Роман и повести - Сергей Баруздин
Шрифт:
Интервал:
Закладка:
Рядом со мной Саша. Он по левую руку, а левее от него и правее от меня — бойцы-пехотинцы. У них автоматы, и я завидую им: как ловко они стреляют.
Немцы, кажется, чуть приутихли. Даже каски их не видны в окопах. Может быть, всё? Кончилось?
Но не успел я так подумать, как Саша дернул меня за плечо:
— Или мне мерещится, или очки… Гляди! Гляди! Чепуха какая-то!
Я взглянул вперед. Нет, это была уже не чепуха. Немцы неловко выскакивали из окопов и, чуть пригнув головы в касках, шли прямо на нас. В руках — автоматы, фигурки немцев чуть покачивались, но шли уверенно…
Мне показалось, что я сейчас совсем один и все эти фигурки движутся не на наш окоп, а именно на меня. Сколько же их? Кажется, я насчитал двенадцать, но потом сбился, занятый уже другим. Я выбирал себе цели. Карабин мой лежал неудобно, и я поправил его, ловчее упер в плечо и стал наводить мушку на выбранную фигурку. Все делал так, как когда-то на учебных стрельбах.
По окопу прозвучала команда:
— Не стрелять! Ближе! Пусть ближе подойдут!
Я ничего не видел, кроме выбранной цели. А она шла и шла теперь на мою мушку. Я даже не думал, почему немцы не стреляют. Они шли с автоматами наперевес, без единого выстрела.

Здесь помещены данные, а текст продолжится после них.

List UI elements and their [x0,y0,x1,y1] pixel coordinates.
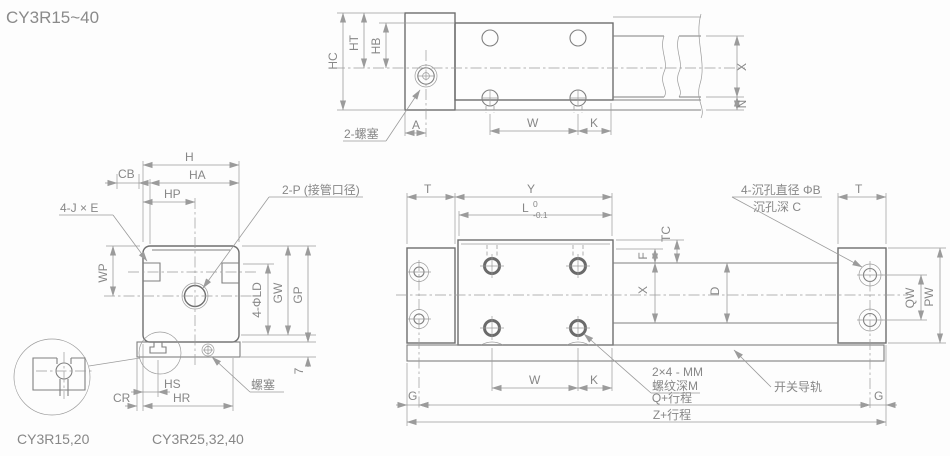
dim-t-right: T [855,182,863,196]
dim-pw: PW [922,287,936,307]
plan-thread-leader: 2×4 - MM 螺纹深M [584,334,703,393]
dim-z-stroke: Z+行程 [653,407,691,422]
dim-ht: HT [347,34,361,51]
dim-cr: CR [113,391,131,405]
front-top-dimensions: H HA HP CB [105,150,239,244]
thread-label-2: 螺纹深M [652,379,698,393]
plan-left-cap [407,248,455,343]
plan-counterbore-leader: 4-沉孔直径 ΦB 沉孔深 C [732,183,862,267]
counterbore-label-1: 4-沉孔直径 ΦB [741,183,821,197]
port-label: 2-P (接管口径) [282,182,360,197]
dim-wp: WP [96,263,110,282]
dim-g-left: G [408,389,417,403]
side-dimensions: HC HT HB A W K X N [326,13,749,136]
dim-l-tol-bottom: -0.1 [533,210,548,220]
dim-cb: CB [118,167,135,181]
plan-wk-dimensions: W K [492,348,612,391]
front-view: H HA HP CB WP 4-ΦLD GW GP 7 [14,150,363,447]
dim-k: K [590,116,598,130]
drawing-page: CY3R15~40 [0,0,950,456]
dim-w-plan: W [529,373,541,387]
dim-qw: QW [903,287,917,308]
dim-hr: HR [173,391,191,405]
front-body [143,246,239,342]
front-right-lug [222,263,239,283]
rail-label: 开关导轨 [774,380,822,394]
dim-gp: GP [291,286,305,303]
front-t-slot [150,342,166,353]
dim-g-right: G [874,389,883,403]
dim-gw: GW [271,282,285,303]
dim-f: F [636,252,650,259]
plan-right-cap-holes [857,261,883,408]
dim-hc: HC [326,52,340,70]
dim-t-left: T [424,182,432,196]
plan-right-dimensions: QW PW [882,248,946,343]
dim-hb: HB [369,38,383,55]
front-wp-dimension: WP [96,246,140,296]
model-label-small: CY3R15,20 [17,431,90,447]
dim-d: D [708,286,722,295]
side-view: HC HT HB A W K X N 2-螺塞 [326,13,749,141]
dim-rail-height: 7 [292,367,306,374]
dim-ld: 4-ΦLD [250,282,264,318]
dim-h: H [185,150,194,164]
plan-switch-rail [407,345,884,361]
front-bottom-dimensions: HS HR CR [113,344,233,411]
dim-ha: HA [189,168,206,182]
plan-left-cap-holes [407,260,431,408]
thread-label-1: 2×4 - MM [652,365,703,379]
page-title: CY3R15~40 [6,8,99,27]
front-right-dimensions: 4-ΦLD GW GP 7 [241,246,316,374]
front-rail [137,342,240,357]
dim-x-plan: X [636,286,650,294]
corner-screws-label: 4-J × E [60,201,98,215]
front-plug-leader: 螺塞 [212,357,284,392]
dim-k-plan: K [590,373,598,387]
dim-hs: HS [164,377,181,391]
dim-l-tol-top: 0 [533,199,538,209]
plan-rod-dimensions: TC F X D [616,226,727,323]
dim-w: W [527,116,539,130]
dim-y: Y [527,182,535,196]
front-plug-label: 螺塞 [251,377,275,392]
plan-rail-leader: 开关导轨 [734,350,822,394]
front-plug-screw [202,344,214,356]
dim-a: A [412,118,420,132]
dim-tc: TC [659,226,673,242]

А фигурка, моя фигурка, все приближалась. Каска, сдвинутая на самый лоб, шинель с оторванным куском полы, чуть приподнятый погон на одном плече, ремень автомата — я видел теперь все так ясно, что боялся: палец мой сейчас нажмет курок. Но я выжидал. «Подожди! Подожди! Еще!..»
И тут я, кажется, все же не выдержал. Еще раз примерил на мушку фигурку немца — нет, теперь уже фигуру — и нажал курок.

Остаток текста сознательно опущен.